Apple (AAPL) Denies E-Book Price Fixing Allegations

A set of court filings made public on Tuesday (via Reuters), shows the U.S. Department of Justice [DOJ] accused Apple (AAPL) in April 2012 of engaging in a horizontal price-fixing scheme with major U.S. publishers to set the prices of e-books it was selling, and thereby help set the market.

In a filing dated April 26 and released on Tuesday, Apple denies the allegations of colluding with some of the U.S.’s largest publishers to push up prices as it was preparing to launch its iPad in early 2010, saying it negotiated separate consumer-friendly agreements with each.

The publishers were News Corp’s HarperCollins Publishers Inc, Simon and Schuster, Hachette Book Group, Macmillan and Penguin (Apple remains the only defendant in the case, as the named publishers have already settled with the DOJ).

Apple’s filing also says that the publishers were at the time battling online retailer Amazon.com (AMZN) over its practice of selling eBooks at a much lower price than the publishers wanted. Apple claims that the publishers had decided, independent of Apple, to stop Amazon’s success, which at the time had an estimated 90% share of the e-book market, by eliminating discounts on wholesale book prices of e-books and to sell hardcover books in physical book stores first in a practice called “windowing”.

According to the filing, when Apple approached publishers to set up its iBookstore in 2010, the publishers weren’t pleased with terms that included Apple receive a 30% commission, that publishers not undersell them, and that the “windowing” practice be scrapped. Each publisher, says Apple in the filing that described tough negotiations in detail, had a different counterproposal.

[via Reuters] “Early — and constant — points of negotiation and contention were over Apple’s price caps and 30 percent commission. After Apple sent draft agency agreements to each publisher CEO on January 11, each immediately opposed Apple’s price tiers and caps,” Apple said in its filing, a document that runs to 81 pages.
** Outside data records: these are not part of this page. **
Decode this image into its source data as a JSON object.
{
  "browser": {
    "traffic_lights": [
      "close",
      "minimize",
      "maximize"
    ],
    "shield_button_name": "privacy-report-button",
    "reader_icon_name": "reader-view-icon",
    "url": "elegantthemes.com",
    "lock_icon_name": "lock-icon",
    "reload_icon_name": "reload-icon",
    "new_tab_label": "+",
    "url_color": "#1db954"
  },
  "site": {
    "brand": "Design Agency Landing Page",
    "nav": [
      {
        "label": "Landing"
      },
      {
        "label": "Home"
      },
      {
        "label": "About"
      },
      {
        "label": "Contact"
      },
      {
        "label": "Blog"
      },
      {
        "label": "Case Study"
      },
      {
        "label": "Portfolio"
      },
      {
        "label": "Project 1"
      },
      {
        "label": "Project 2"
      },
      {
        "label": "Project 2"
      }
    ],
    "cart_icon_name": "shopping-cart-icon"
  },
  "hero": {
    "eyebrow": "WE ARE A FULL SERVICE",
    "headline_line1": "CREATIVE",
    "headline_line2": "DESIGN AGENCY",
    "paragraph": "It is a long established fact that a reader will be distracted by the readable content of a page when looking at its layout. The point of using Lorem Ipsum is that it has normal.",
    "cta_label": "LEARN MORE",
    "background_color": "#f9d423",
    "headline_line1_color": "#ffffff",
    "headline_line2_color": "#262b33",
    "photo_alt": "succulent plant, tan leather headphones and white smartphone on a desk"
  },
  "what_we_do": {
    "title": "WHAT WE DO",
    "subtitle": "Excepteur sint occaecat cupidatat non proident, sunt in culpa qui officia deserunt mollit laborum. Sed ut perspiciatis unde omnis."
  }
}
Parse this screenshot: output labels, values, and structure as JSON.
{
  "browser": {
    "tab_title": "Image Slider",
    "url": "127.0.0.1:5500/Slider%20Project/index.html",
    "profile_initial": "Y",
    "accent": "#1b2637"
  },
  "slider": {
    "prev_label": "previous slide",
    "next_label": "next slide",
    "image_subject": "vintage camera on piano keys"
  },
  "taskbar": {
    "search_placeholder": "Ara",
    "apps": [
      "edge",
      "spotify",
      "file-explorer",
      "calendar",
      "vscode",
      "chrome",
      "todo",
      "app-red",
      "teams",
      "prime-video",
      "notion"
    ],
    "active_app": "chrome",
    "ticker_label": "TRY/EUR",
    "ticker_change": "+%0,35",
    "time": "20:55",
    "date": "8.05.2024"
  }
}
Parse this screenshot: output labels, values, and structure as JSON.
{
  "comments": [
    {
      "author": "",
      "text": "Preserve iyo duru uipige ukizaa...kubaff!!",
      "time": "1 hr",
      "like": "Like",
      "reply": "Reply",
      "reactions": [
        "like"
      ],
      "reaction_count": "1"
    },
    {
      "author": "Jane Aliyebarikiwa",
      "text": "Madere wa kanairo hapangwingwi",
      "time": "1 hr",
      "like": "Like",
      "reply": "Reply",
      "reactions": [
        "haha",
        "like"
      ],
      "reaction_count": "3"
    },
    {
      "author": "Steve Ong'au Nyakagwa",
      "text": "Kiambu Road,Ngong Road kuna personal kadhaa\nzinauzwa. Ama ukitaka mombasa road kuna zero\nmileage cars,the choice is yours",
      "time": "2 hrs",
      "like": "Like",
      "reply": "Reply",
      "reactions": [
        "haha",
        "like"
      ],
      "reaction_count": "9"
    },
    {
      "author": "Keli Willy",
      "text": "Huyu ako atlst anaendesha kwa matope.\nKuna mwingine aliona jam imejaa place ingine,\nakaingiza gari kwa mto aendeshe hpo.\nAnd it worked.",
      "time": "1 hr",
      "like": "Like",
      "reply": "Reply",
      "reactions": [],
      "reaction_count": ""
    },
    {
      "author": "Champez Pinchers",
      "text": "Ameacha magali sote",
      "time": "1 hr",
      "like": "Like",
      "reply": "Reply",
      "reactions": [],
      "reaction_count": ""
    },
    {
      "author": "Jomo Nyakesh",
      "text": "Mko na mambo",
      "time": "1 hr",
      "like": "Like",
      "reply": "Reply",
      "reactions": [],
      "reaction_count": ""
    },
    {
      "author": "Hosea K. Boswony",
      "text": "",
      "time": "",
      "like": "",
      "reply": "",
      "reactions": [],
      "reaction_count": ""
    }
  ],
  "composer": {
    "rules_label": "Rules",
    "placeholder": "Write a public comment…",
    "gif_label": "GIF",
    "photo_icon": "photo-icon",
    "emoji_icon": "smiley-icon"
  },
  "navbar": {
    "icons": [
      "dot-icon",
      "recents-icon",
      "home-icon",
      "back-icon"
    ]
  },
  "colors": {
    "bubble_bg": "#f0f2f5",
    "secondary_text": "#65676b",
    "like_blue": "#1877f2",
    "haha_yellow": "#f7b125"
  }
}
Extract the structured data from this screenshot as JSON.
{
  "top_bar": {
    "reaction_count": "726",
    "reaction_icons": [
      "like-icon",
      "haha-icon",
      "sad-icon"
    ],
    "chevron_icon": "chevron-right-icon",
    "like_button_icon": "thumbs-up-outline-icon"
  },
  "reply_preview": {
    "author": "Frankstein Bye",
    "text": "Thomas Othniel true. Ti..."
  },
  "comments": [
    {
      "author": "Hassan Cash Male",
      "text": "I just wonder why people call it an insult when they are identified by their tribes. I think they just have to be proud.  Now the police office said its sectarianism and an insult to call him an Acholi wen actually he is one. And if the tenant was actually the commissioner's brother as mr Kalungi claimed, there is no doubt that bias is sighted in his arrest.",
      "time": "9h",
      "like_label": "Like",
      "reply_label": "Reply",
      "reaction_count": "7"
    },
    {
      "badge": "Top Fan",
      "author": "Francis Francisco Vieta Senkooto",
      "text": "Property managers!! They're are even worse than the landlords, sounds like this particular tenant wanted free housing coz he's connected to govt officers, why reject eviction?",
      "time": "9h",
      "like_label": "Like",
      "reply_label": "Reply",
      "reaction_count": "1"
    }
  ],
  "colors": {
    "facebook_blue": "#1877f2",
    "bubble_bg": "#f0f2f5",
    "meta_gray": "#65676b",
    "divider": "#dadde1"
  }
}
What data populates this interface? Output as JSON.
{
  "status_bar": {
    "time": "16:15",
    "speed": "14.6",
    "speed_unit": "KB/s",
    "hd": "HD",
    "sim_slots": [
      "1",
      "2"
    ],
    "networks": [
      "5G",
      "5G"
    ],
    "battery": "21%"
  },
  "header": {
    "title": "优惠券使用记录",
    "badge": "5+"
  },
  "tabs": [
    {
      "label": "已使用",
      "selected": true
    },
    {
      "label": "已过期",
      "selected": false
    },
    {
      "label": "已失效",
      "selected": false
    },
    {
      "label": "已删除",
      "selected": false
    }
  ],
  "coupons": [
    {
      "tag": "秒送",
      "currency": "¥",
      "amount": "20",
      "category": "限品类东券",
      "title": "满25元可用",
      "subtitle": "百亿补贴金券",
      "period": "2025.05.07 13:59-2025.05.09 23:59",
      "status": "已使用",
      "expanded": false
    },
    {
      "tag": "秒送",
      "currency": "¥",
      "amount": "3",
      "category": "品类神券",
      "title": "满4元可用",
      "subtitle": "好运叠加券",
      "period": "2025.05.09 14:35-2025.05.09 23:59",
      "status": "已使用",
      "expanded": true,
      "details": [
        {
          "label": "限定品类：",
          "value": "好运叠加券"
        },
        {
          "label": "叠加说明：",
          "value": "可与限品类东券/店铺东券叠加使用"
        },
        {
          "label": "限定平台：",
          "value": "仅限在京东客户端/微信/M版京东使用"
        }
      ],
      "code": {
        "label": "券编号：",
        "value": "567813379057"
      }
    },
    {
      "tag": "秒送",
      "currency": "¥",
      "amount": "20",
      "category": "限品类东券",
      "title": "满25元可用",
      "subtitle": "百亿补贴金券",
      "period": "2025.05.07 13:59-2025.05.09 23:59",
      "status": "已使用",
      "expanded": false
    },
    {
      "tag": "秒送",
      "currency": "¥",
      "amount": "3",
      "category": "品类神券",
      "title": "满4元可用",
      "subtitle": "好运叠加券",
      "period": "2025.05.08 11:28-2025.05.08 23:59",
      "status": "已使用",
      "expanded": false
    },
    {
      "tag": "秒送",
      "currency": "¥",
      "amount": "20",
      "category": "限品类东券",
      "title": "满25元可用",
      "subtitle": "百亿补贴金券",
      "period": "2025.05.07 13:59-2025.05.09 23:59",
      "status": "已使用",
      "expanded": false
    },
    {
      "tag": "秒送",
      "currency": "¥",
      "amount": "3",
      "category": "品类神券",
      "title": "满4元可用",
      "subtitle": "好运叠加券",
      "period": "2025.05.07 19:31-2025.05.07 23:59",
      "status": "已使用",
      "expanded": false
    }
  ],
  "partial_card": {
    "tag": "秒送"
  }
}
For its part, the DOJ claims that Apple and the named publishers drove e-book pricing up by an average of $2 to $3 in a three-day period in early 2010. Apple disputes this, saying that e-book demand “exploded” with Apple’s iPad launch, and the average retail price of an e-book dropped to $7.34 from $7.97, or about 63 cents per book.

Apple’s e-book price fixing trial is scheduled to begin on June 3.